Almost a quarter of apps that contain Android’s explicit power control APIs, or wakelocks, may have major battery-draining bugs.
Purdue University researchers say that this new class of smartphone software glitches, which they term no-sleep energy bugs, can entirely drain batteries while the phones aren’t in use.
“These energy bugs are a silent battery killer,” says professor of electrical and computer engineering Y Charlie Hu. “A fully charged phone battery can be drained in as little as five hours.”
Because conserving battery power is so important, the industry has adopted an aggressive sleep policy that means smartphones are always in a sleep mode, by default.

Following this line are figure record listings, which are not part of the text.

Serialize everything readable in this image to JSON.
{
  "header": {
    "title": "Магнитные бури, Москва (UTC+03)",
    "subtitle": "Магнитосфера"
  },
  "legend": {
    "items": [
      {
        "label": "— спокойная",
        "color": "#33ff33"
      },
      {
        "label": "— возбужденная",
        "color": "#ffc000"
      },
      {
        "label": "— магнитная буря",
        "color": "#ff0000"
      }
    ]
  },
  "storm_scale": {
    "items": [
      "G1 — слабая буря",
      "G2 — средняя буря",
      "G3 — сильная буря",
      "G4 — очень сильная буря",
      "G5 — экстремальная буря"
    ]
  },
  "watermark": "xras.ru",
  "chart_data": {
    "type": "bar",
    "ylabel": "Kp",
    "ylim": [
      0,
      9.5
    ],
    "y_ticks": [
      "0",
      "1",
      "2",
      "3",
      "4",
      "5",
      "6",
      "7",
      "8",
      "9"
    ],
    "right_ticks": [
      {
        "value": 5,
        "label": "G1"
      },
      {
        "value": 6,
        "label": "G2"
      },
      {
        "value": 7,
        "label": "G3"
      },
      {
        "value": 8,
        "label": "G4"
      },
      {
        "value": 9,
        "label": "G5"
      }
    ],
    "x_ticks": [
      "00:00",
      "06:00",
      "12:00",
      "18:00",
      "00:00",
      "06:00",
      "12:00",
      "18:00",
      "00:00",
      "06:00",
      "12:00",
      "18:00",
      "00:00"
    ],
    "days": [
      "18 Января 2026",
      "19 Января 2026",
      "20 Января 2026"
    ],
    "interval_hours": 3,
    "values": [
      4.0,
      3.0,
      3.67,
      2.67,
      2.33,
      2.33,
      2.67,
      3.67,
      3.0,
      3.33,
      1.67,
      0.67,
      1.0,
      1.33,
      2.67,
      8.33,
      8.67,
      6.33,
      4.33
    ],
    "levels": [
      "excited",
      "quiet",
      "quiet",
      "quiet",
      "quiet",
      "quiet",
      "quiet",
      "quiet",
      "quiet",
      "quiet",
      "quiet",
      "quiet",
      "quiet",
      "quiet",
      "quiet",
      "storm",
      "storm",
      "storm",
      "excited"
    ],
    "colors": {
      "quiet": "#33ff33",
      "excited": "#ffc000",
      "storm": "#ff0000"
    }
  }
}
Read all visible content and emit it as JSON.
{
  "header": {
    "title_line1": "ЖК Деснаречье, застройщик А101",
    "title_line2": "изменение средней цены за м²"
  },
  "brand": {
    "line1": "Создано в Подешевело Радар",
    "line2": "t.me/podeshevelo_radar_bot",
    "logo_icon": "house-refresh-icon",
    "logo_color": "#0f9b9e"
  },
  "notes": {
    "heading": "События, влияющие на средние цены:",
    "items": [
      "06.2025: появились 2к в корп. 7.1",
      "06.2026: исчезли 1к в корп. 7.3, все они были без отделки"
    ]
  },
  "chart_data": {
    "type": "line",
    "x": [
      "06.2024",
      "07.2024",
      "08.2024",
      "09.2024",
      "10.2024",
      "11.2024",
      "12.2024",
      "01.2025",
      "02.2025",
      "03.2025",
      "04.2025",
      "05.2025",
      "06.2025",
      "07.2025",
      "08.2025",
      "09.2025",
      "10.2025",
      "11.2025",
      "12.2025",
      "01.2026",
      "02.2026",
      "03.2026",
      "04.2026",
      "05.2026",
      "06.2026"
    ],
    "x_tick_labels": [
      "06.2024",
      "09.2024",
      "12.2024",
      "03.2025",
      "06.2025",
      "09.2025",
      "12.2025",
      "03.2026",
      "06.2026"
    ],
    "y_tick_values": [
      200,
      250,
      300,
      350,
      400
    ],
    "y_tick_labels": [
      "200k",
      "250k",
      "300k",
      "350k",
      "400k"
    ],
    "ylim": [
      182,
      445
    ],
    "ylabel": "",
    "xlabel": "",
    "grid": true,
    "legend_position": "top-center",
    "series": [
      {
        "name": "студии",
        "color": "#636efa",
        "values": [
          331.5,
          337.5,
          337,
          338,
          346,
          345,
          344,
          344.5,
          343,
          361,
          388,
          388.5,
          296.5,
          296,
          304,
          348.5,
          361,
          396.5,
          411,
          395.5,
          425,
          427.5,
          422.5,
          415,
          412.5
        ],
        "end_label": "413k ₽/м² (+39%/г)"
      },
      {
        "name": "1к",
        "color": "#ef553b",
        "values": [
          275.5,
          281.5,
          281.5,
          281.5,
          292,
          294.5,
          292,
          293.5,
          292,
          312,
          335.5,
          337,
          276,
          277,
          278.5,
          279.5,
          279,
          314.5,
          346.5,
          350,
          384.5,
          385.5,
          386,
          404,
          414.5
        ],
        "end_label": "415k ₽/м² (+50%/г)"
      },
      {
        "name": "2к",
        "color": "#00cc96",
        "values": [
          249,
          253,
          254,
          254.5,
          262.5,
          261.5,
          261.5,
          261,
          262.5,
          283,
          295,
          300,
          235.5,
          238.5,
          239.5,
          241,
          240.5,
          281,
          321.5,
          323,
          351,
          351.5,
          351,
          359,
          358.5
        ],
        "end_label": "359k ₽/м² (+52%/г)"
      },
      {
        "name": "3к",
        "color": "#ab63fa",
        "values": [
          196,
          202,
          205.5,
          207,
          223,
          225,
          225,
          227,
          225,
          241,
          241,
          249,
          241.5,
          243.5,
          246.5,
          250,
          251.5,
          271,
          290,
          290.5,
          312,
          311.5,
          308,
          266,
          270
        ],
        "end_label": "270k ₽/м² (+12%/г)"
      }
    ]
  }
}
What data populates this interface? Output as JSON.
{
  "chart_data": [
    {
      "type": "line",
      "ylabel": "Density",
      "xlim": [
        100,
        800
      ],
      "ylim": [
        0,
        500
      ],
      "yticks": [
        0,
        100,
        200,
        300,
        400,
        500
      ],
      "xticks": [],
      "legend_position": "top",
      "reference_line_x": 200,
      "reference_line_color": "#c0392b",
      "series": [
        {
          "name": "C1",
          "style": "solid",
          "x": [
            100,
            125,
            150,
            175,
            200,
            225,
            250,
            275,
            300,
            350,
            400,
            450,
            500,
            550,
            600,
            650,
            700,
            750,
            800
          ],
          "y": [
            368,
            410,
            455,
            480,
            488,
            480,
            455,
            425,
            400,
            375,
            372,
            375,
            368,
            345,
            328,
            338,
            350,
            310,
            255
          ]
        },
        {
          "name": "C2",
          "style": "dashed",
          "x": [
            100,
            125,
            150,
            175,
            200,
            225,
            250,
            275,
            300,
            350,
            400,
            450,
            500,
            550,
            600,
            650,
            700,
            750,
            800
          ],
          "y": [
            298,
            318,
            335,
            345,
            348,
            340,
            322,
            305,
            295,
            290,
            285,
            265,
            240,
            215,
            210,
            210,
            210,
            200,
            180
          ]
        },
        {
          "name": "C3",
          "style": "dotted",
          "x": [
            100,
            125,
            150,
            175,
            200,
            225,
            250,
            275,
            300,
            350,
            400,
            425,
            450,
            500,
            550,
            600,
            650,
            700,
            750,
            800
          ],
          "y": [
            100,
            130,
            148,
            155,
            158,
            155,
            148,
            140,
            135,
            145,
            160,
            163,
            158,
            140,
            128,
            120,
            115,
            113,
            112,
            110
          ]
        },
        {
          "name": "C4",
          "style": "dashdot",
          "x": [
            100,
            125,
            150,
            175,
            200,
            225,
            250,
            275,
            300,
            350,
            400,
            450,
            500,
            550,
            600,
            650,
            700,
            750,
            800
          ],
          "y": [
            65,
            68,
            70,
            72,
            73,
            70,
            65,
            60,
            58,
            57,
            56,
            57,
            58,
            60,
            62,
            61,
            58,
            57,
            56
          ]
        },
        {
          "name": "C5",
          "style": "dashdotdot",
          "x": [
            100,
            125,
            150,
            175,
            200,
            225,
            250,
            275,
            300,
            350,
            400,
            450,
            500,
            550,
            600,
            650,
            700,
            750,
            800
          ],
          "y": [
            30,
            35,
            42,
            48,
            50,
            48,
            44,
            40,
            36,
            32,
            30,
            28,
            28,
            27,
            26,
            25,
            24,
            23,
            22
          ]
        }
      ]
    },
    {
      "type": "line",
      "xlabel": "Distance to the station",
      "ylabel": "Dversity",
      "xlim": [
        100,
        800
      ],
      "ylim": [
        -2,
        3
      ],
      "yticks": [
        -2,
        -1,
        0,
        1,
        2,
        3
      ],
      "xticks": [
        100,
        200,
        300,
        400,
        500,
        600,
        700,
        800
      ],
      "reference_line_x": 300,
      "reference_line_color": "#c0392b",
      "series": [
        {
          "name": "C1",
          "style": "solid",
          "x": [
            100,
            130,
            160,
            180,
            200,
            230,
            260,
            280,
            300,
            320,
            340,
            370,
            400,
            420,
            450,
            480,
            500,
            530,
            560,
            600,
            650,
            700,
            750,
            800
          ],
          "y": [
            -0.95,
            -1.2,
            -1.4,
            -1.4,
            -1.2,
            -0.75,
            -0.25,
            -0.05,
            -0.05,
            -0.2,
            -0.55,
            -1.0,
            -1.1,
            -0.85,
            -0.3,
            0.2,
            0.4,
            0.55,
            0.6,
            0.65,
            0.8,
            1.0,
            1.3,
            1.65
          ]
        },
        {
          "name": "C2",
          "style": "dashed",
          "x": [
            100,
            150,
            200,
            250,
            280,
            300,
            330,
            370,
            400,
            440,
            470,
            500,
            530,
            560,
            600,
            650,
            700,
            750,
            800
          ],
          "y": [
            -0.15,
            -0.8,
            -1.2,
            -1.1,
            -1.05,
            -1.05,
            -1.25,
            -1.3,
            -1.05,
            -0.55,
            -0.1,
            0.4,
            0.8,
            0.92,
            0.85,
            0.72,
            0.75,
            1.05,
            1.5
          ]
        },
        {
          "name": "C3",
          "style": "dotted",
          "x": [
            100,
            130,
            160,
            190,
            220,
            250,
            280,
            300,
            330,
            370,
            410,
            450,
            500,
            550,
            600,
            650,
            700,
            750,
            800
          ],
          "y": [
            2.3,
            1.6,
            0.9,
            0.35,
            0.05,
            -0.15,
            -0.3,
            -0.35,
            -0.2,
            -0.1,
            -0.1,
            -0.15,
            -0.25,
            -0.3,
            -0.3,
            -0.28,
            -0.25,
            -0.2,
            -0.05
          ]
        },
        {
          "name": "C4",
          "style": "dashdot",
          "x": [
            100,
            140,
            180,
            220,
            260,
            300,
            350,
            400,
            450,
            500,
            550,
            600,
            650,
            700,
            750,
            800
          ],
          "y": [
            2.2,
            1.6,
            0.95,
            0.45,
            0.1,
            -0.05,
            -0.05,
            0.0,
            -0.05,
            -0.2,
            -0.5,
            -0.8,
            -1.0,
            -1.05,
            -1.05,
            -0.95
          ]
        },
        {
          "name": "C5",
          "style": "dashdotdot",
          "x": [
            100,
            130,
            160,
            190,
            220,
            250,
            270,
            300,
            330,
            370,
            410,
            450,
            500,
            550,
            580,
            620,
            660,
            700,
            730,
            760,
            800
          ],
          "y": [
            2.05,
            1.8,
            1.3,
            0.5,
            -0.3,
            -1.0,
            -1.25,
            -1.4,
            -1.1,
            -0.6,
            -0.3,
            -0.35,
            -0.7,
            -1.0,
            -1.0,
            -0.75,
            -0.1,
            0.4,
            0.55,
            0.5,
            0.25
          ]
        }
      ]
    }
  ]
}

“When there are no active user interactions such as screen touches, every component, including the central processor, stays off unless an app instructs the operating system to keep it on,” says Hu.
However, various background operations need to be performed while the phone is idle, for example, a mailer needing to automatically update email by checking with the remote server.
To stop the phone going to sleep at such times, manufacturers make APIs available to app developers that instruct the phone to stay awake long enough.
“App developers have to explicitly juggle different power control APIs that are exported from the operating systems of the smartphones,” says Hu.
“Unfortunately, programmers are only human. They make mistakes when using these APIs, which leads to software bugs that mishandle power control, preventing the phone from engaging the sleep mode. As a result, the phone stays awake and drains the battery.”
What’s surprising is the scale of the problem. When the researchers studied 187 Android applications containing the wakelock APIs, 42 were found to contain errors.
“We’ve had anecdotal evidence concerning these no-sleep energy bugs, but there has not been any systematic study of them until now,” says professor Samuel Midkiff.
The bugs are invisible to users.
“You don’t see any difference,” says Hu. “You put it in your pocket and you think everything is fine. You take it out, and your battery is dead.”
While the researchers concentrated on Android phones, the same types of bugs appear to affect other brands too, says Hu.